I never even knew there was a term called VagueBooking (It means posting intentionally vague postings for attention and sympathy) let alone Duck Faces (pouty, sexy expression with pooched lips?). His blog talks about individual posters, however, the rules may also be applied to businesses.
On our Facebook news feeds, Business pages typically know the drill. One or two quality posts per day is all you need to keep your page in front of those who like it. Otherwise, drowning out your audience with 4-5 posts or more/day will tune them out and turn them off. Perhaps you may even lose some likes. And we all know how precious those likes, shares and comments can become!
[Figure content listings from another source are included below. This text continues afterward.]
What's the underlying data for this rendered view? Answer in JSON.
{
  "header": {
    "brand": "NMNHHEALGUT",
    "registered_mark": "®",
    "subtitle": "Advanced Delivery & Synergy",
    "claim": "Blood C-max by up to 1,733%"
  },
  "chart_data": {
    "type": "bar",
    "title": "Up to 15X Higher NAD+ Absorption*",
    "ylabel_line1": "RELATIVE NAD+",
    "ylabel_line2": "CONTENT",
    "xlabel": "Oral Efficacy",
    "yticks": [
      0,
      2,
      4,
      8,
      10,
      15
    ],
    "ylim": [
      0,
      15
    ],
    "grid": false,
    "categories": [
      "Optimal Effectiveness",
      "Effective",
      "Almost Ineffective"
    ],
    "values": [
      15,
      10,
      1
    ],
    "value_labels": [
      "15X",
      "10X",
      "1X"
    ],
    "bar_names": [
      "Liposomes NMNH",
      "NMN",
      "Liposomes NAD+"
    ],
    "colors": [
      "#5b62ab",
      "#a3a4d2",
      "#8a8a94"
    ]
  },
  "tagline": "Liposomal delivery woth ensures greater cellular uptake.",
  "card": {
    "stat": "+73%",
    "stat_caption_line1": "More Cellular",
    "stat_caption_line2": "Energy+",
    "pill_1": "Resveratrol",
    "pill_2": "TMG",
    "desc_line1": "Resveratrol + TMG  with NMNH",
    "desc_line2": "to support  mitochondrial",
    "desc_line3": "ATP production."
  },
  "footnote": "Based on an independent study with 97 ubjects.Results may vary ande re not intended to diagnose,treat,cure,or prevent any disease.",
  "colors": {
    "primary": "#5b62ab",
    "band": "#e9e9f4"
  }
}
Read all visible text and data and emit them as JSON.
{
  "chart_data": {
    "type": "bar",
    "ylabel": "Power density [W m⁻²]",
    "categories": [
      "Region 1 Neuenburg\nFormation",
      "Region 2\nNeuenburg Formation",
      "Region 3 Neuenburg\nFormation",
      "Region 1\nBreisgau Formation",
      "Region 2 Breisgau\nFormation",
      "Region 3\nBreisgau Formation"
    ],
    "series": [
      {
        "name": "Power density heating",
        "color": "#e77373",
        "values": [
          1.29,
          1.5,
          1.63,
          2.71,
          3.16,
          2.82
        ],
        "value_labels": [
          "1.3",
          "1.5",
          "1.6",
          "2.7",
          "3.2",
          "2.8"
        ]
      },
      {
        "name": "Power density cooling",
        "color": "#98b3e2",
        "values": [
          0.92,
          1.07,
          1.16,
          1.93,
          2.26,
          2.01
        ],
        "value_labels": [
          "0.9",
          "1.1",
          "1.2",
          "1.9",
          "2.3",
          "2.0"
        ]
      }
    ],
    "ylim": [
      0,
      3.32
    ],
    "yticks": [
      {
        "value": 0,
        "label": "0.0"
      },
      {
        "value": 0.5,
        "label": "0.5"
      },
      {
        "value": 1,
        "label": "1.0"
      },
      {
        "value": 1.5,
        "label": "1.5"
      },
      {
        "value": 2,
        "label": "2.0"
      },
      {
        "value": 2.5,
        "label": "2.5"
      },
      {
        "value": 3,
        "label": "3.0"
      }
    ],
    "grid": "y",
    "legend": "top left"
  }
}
Besides overposting on Facebook, some Twitter users tend to have a knack for retweeting 30+ tweets in a row. Talk about having to scroll down a few feet to read my favorite tweets. Additionally, how about the bogus Twitter accounts who follow your feed? Blocking and reporting these users seem to somehow be a waste of time.
On all social media accounts, I am a big proponent of organic likes. Buying likes and followers tends to diminish the quality of a small business account as several of these accounts are typically spammy in nature and not really interested in your product or service. I advise my small business clients to grow followers and likes organically until it maxes out. From there, we may discuss some paid advertising options moving forward.
Being aware of the annoyance overposting may cause is the best defense against it. Try to understand the parameters of each social media platform so you can give your business a profile deemed professional and worthy of follows and likes.